Emotion Regulation in Participants Diagnosed With Attention Deficit Hyperactivity Disorder, Before and After an Emotion Regulation Intervention

Emotion Regulation in Participants Diagnosed With Attention Deficit Hyperactivity Disorder, Before and After an Emotion Regulation Intervention

 

Sánchez M, Lavigne R, Romero JF, Elósegui E.

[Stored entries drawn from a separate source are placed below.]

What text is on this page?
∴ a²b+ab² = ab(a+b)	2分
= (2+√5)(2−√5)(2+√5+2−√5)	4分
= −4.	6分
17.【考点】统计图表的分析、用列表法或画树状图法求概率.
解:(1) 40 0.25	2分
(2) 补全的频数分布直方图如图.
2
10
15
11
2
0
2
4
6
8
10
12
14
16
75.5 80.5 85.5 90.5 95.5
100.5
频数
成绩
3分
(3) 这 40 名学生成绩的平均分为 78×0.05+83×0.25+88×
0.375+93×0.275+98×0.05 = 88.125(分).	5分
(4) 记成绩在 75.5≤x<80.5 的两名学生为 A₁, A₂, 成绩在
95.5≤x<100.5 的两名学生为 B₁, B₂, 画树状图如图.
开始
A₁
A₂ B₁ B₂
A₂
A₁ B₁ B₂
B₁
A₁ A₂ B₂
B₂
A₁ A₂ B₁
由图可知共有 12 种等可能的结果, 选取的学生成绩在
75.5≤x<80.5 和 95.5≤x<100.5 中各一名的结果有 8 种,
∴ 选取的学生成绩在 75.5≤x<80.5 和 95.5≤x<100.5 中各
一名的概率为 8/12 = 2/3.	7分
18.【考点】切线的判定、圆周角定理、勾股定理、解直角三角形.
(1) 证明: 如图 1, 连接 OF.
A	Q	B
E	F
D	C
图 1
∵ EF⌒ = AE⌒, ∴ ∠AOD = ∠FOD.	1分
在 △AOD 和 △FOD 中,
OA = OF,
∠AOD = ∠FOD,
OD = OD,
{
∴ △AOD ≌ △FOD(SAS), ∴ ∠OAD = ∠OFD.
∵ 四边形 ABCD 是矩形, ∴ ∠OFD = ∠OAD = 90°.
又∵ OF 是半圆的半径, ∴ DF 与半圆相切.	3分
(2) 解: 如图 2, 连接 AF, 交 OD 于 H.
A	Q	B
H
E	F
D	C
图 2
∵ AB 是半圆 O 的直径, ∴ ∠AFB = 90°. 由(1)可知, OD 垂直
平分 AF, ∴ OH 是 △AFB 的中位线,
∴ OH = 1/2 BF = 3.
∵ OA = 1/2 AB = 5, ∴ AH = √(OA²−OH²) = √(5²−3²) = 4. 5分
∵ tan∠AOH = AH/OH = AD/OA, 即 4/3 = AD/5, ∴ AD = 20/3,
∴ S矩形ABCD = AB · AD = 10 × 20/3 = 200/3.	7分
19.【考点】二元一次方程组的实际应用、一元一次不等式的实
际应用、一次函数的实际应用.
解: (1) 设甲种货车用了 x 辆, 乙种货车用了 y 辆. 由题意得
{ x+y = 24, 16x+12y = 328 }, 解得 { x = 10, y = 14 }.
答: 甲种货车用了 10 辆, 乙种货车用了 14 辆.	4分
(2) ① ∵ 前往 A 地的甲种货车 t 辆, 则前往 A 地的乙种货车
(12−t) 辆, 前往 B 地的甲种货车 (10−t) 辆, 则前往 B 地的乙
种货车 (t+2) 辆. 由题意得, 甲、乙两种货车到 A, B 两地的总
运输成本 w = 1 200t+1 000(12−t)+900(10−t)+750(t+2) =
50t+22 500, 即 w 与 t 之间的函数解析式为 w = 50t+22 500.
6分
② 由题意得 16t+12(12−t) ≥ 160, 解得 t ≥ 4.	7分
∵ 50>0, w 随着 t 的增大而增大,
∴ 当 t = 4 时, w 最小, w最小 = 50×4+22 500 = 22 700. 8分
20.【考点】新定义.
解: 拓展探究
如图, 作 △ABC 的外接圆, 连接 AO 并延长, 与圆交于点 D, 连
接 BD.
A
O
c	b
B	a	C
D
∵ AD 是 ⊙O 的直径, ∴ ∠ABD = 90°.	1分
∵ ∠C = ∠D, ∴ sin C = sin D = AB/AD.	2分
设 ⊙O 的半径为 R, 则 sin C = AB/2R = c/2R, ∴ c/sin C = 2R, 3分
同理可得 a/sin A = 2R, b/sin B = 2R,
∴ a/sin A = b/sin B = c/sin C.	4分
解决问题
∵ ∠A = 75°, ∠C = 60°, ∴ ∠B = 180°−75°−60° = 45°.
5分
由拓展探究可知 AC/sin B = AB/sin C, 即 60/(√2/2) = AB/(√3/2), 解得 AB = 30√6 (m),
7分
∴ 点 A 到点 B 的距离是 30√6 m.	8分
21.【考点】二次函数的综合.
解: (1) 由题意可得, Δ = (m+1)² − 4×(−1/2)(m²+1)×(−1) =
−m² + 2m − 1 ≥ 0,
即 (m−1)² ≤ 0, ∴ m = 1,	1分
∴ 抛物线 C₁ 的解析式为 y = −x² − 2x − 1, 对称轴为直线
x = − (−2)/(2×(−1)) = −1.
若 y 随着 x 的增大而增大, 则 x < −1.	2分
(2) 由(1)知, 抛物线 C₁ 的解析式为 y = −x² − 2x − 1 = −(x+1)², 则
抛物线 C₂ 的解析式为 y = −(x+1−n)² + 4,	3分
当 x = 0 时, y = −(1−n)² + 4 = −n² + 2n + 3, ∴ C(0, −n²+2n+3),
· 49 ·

Front Psychol. 2019 May 24;10:1092.

doi: 10.3389/fpsyg.2019.01092.

 

Commentary* by Dr. Margaret Weiss: Targeted intervention for executive function in patients with ADHD has been very effective, over and above any impact on core symptoms. In the same way, development of targeted intervention for the emotional dysregulation that is common and impairing in ADHD patients may be very helpful.

 

ABSTRACT

The study of Attention Deficit Hyperactivity Disorder (ADHD) addresses variables related to three core symptoms: inattention, hyperactivity, and impulsivity. However, it has been suggested that in recent years emotional difficulties and subsequent social challenges have not received sufficient attention. This study had two objectives: (1) to compare the performance of participants (age range: 8-14 years) on facial emotion recognition tasks using the Affect Recognition subtest of the Children Neuropsychological Battery II; and (2) to assess the perceptions of family members in relation to variables associated with emotional problems, difficulty in regulating emotions, and anger management using the Spanish Assessment System for Children and Adolescents. Assessments were conducted before and after applying an emotion regulation intervention designed for this study. Following the intervention, there was a significant decrease in scores associated with emotional regulation, and an improvement in the identification of affect on facial recognition tasks. The results suggest that despite ADHD children and adolescents having social and emotional deficits secondary to the core symptom triad, emotional regulation in this group can be improved by the application of socio-emotional intervention programs.

 

* Les résumés scientifiques (abstracts) sont sélectionnés pour leur pertinence clinique par Dre. Margaret Weiss, Directrice de la recherche clinique, pédopsychiatrie, Cambridge Health Alliance, Université Harvard. Ses commentaires reflètent sa propre opinion. Ils ne sont ni approuvés par la CADDRA, ni nécessairement représentatifs de celle-ci.